4 takeaways from Theresa May’s Brexit statement

Theresa May returned from the European Council summit in Brussels with Scotland and the UK’s future relationship with the European Union still in limbo.

In the House of Commons, she gave a statement outlining the where Scotland and the UK now stands with Brexit. Here’s the 4 key things you need to know.

1. We’re moving closer to a no deal Brexit

Theresa May claimed that 95 per cent of the Brexit deal was done, but this is demonstrably false. An agreement on withdrawing from the European Union has not been reached, and agreements on the UK and Scotland’s future trading relationship with the EU are nowhere near completion.

The Prime Minister continues to push her Chequers Plan, despite the fact it has been roundly rejected by the EU and has no majority in the House of Commons.

It is clear that the Prime Minister’s only option for protecting jobs and the economy, short of remaining in the European Union, is to reverse course and support the Scottish Government’s plans to keep the UK in the Single Market and Customs Union.


Cost of the possible outcomes of Brexit

Leaving the Single Market would see Scotland’s economy shrink by up to £12.7 billion by 2030, compared to continued EU membership. Here’s what you need to know.

A ‘no deal’ Brexit

If the UK were to leave the EU with no deal, it would have to fall back on ‘World Trade Organisation (WTO) rules’. This means that Scottish businesses would be required to pay WTO-level tariffs on goods and services exported to EU countries.

While the UK is already a member of the WTO, it would need all other WTO members to agree on how it will take on the rights and obligations which it has formally taken as part of the EU.

This process would need to be completed before the UK is assured of its rights to access other WTO members’ markets. However, these negotiations cannot begin until the EU “exit” negotiations are concluded.

Economic impact:

  • A reduction in Scottish GDP of 8.5 per cent by 2030 or £12.7 billion in cash terms, compared to EU membership
  • A 3 per cent reduction in employment, around 80,000 jobs, according to the Fraser of Allander Institute
  • A reduction in real disposable income of 9.6 per cent by 2030

A ‘Canada type’ deal

The European Commission has already made clear that, if the UK government’s ‘red lines’ remain in place, the only deal that could be achieved is one similar to the EU/Canada free trade deal – outside of the Single Market and Customs Union.

The Canadian deal removes some barriers to trade but took seven years to be agreed and is far from comprehensive. For example, Canadian financial services firms do not benefit from ‘passporting’ that would allow them to trade with countries in the EU.

Economic impact:

  • A reduction in Scottish GDP of 6.1 per cent by 2030 or £9 billion in cash terms, compared to EU membership.
  • A reduction in real disposable income of 7.4 per cent by 2030.

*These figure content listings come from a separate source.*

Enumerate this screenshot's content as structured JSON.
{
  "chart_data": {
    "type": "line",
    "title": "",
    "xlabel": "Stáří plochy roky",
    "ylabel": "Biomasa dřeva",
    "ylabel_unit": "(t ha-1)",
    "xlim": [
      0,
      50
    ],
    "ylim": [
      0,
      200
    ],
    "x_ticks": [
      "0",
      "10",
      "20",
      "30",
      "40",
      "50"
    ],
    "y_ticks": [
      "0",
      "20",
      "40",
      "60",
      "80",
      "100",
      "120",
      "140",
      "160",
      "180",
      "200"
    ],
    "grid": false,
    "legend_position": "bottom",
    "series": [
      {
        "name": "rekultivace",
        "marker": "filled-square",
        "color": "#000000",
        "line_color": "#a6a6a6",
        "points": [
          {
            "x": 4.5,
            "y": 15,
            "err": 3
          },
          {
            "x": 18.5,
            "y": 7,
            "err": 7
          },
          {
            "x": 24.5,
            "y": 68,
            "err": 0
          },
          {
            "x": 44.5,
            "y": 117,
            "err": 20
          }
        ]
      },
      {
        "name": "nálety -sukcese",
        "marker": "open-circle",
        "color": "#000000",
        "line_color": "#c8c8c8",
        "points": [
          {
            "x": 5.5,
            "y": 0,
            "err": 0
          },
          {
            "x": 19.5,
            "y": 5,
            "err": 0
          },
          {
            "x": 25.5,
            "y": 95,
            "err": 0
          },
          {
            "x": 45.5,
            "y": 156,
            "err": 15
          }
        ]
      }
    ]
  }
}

Staying in the Single Market

Being in the Single Market gives Scottish businesses unfettered access to a market of around 500 million consumers. The aim of the Single Market, put simply, is to make it as easy to trade between Edinburgh and Dusseldorf as it is between Edinburgh and Dundee.

Through membership of the EEA, countries like Norway are outside of the EU but retain many of the benefits of EU membership.

Economic impact:

  • A reduction of Scottish GDP of 2.70 per cent by 2030 or £4 billion in cash terms, compared to EU membership.
  • A reduction in real disposable income of 1.40% by 2030.

2. Prime Minister remains in thrall to the hard Brexiter Tory backbenchers

On the same day Theresa May was trying to claim that Brexit was almost complete, Conservative Party Brexiteers were in Brussels negotiating themselves with the European Union’s Chief Negotiator Michel Barnier.

Now Theresa May is closing down the options for the UK; suggesting the Brexit transition period should not be extended and continuing to refuse to revoke Article 50, despite the fact those would ensure Scotland and the UK does not face an immediate job-destroying no deal Brexit.

3. The European Union is not bluffing

While Theresa May attempts to use jargon and rhetoric to distract from the oncoming cliff edge, the European Union are not bluffing.

European Council President Donald Tusk has said there are no grounds for optimism and Guy Verhofstadt has said the European Union will not ‘undermine the principles’ of the EU.

Theresa May must recognise that the Scottish Government’s plan for remaining in the Single Market and Customs Union, is the only viable option.

4. Scotland continues to be ignored

Theresa May and the Conservative Party continues to ignore the voices of the people of Scotland, refusing to allow the Scottish Parliament, and other devolved administrations, a say on the final outcome of the negotiations.

If Theresa May continues to ignore the people of Scotland and pushes the country towards Brexit, then the support for independence will only continue to rise.